El equipo del Cuento de la criada vio en el silencio y la intimidad de las habitaciones de Vermeeer el espacio perfecto para colocar el yugo y la violación a la que es sometida Offred (Elisabeth Moss), confinada al hogar de la élite gobernante, que la maltrata y la usa para perpetuar su clase. Ese cuarto oscuro y tamizado por un haz de luz es la sala de máquinas de un Estado teocrático y muy poco fértil. Ahí está la paradoja tan llamativa de esta apropiación estética: Vermeer se encargó de aniquilar todo rastro divino de la historia de la pintura, alejó sus óleos de las dobles lecturas, los símbolos y las metáforas urdidas en colores, animales y joyas que aparecían en la escena por arte de gracia para hacerle un guiño al espectador cristiano.

Gloria a lo real

No. Vermeer se negó a arrancar a sus personajes de la prosa de la vida y mantuvo su fidelidad a lo accidental, a lo que los grandes maestros precedentes habían sacado de la escena por insustancial, feo y barato. Entregó la pintura a la glorificación de lo real y viceversa, la glorificación de la pintura a través de lo real. Porque a Johannes Vermeer no le interesó tanto el mundo de los hombres como el de la pintura. Y eso caló en The Handmaid's Tale, cuya segunda temporada se recrea aún más en los planos fijos, en los cuadros móviles, en la densidad de las estancias, en el silencio y la creación de los personajes sin urgencia.
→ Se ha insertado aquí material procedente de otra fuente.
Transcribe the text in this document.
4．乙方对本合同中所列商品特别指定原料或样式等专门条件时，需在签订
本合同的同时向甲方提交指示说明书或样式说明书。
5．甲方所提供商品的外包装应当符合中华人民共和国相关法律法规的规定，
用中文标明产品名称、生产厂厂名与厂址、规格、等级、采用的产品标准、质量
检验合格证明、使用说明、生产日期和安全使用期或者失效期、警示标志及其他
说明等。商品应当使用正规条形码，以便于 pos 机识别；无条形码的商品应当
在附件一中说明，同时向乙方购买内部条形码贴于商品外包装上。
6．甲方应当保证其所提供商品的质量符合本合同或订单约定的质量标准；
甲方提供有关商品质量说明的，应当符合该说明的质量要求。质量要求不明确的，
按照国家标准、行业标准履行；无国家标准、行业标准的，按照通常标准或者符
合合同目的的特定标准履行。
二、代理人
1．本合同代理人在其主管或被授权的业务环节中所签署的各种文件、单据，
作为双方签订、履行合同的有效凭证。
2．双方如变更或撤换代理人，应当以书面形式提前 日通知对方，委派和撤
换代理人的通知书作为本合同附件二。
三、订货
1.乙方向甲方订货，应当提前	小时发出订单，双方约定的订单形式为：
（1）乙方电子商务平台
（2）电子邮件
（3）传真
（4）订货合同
La tasadora de perlas (1662-66), de Vermeer.

Son cuadros rodados. La serie se ha apartado de las estridencias, de la palabrería, de la acción y se ha centrado en construir desde el talento visual, desde los espacios, los objetos y la luz. Ellos conducen el relato mudo de la opresión. Gilead sólo era posible gracias a Vermeer y sus composiciones estáticas, encuadres fuera de línea y mucho aire. El enfoque naturalista de la nación del futuro de The Handmaid's Tale es un calco de las pinturas del siglo XVII. Además, Gilead tampoco es EEUU antes de Gilead: para rodar los tiempos pretotalitarios, Reed Moran hace flashbacks con una cámara que no para, con planos más movidos y subjetivos.

Una atmósfera especial

La profundidad de los planos diseñador por Morano es absolutamente pictórica. Las capas de luz que el pintor lograba con las veladuras de los pigmentos al aceite, en la serie se lanzan siempre desde el exterior para marcar el tenebrismo del interior. Dentro sólo hay oscuridad y totalitarismo. Watkinson ha reconocido en una entrevista que Vermeer ha sido una referencia a la hora de componer los planos decisivos, las escenas de la soledad de Offred: “Los antiguos maestros revisaban la pintura una y otra vez para construir la luz y eso eso lo que traté de hacer”.

La muchacha del collar de perlas (1662-66), de Vermeer.

Pero Morano ha conquistado algo que Vermeer no hizo al fundir retrato y circunstancia. La diferencia entre una escena de las de Vermeer y un retrato cualquiera es que en las primeras, la persona representada está al servicio de lo que hace. En los retratos, por el contrario, es la circunstancia la que está al servicio de la persona. Bien, aquí, en la serie de HBO, se funden. Cuando Offred se sienta en el borde de la ventana -¡la ventana!- de su habitación, el espectador descubre la angustia y el sometimiento de la protagonista, mientras se señala la ausencia de quebranto porque no tiene escapatoria a su modo de vida. La directora Reed Morano fulmina en The Handmaid's Tale con la diferencia entre lo que la persona es y lo que la persona hace.